Die Organisation Deutsche Umwelthilfe (DUH) zieht eine positive Halbzeitbilanz aber ruht sich zeitgleich nicht auf ihren bisherigen Erfolgen aus.

31 von 40 Klagen mit Erfolg abgeschlossen, bisher keine einzige verloren: so sieht das beeindruckende Zwischenergebnis für das Kalenderjahr 2020 der DUH aus. Man sei zuversichtlich, bis Ende 2020 „saubere Luft in allen deutschen Städten durchgesetzt zu haben.“ Das Umweltbundesamt bestätigte durch Daten des staatlichen Messnetzes, dass sich die Luft durch die angewandten Maßnahmen „nachweislich und spürbar“ verbessert habe. Demnach ist der Rückgang von Stickstoffdioxid im Zeitraum 2018 bis 2019 im Schnitt doppelt so stark in den Städten in welchen die DUH geklagt hatte ausgefallen als in den Kommunen, in denen (bisher) nicht juristisch gestritten wurde.
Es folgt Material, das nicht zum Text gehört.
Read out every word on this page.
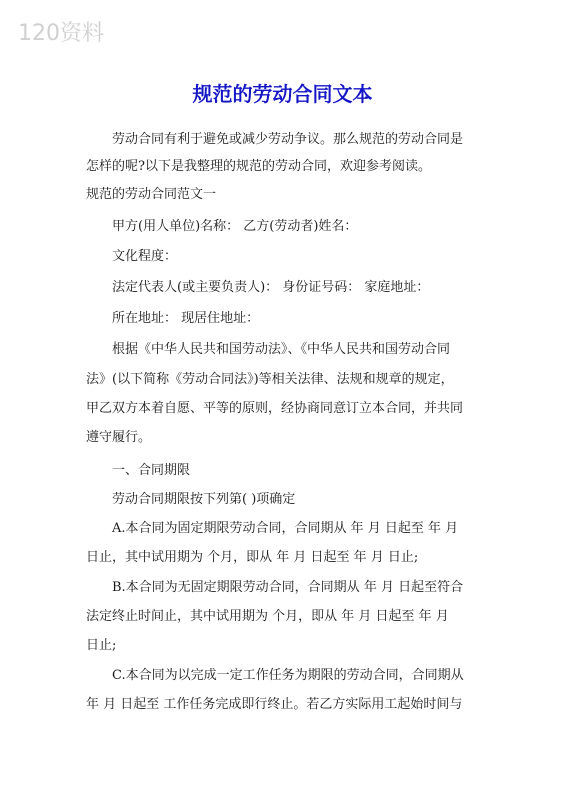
120资料
规范的劳动合同文本
劳动合同有利于避免或减少劳动争议。那么规范的劳动合同是
怎样的呢?以下是我整理的规范的劳动合同，欢迎参考阅读。
规范的劳动合同范文一
甲方(用人单位)名称： 乙方(劳动者)姓名：
文化程度：
法定代表人(或主要负责人)： 身份证号码： 家庭地址：
所在地址： 现居住地址：
根据《中华人民共和国劳动法》、《中华人民共和国劳动合同
法》(以下简称《劳动合同法》)等相关法律、法规和规章的规定，
甲乙双方本着自愿、平等的原则，经协商同意订立本合同，并共同
遵守履行。
一、合同期限
劳动合同期限按下列第( )项确定
A.本合同为固定期限劳动合同，合同期从 年 月 日起至 年 月
日止，其中试用期为 个月，即从 年 月 日起至 年 月 日止;
B.本合同为无固定期限劳动合同，合同期从 年 月 日起至符合
法定终止时间止，其中试用期为 个月，即从 年 月 日起至 年 月
日止;
C.本合同为以完成一定工作任务为期限的劳动合同，合同期从
年 月 日起至 工作任务完成即行终止。若乙方实际用工起始时间与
Jürgen Resch, Bundesgeschäftsführer der DUH, gibt sich trotz der beachtlichen Erfolge skeptisch und kämpferisch: „Wir haben ein wichtiges Etappenziel erreicht und die Menschen können in vielen Städten endlich Saubere Luft einatmen. Mit unseren Klagen haben wir eine intensive Beschäftigung der Politik mit der Notwendigkeit der Luftreinhaltung und in den betroffenen Städten eine Stärkung von Bahn, Bus und Fahrradverkehr durchgesetzt. Jetzt beweisen die Gerichtsurteile und die realen Messwerte: Die Klagen waren nicht nur formal berechtigt, sondern auch zur Durchsetzung der zahlreichen Maßnahmen für die Saubere Luft notwendig. In stark belasteten Städten wie in Stuttgart sehen wir, wie Dieselfahrverbote die NO2-Werte massiv verringern. In Städten mit weniger hohen Überschreitungen kann dann auf Dieselfahrverbote verzichtet werden, wenn beispielsweise insgesamt die Fahrzeugmenge verringert, verlangsamt und Bahn, Bus und Fahrradinfrastruktur massiv ausgebaut werden.“

Das ausgeschriebene Ziel der DUH, bis 2020 in allen Städten saubere Luft durchsetzen zu wollen, ist hoch gestochen und wird noch für reichlich Gesprächsstoff und Meldungen sorgen. Wer die letzten Monate die Verfahren verfolgt hat, der weiß, dass die DUH kein angenehmer Gegner ist und alle möglichen juristischen Mittel ausschöpft, um ihre ambitionierten Ziele erfolgreich umzusetzen.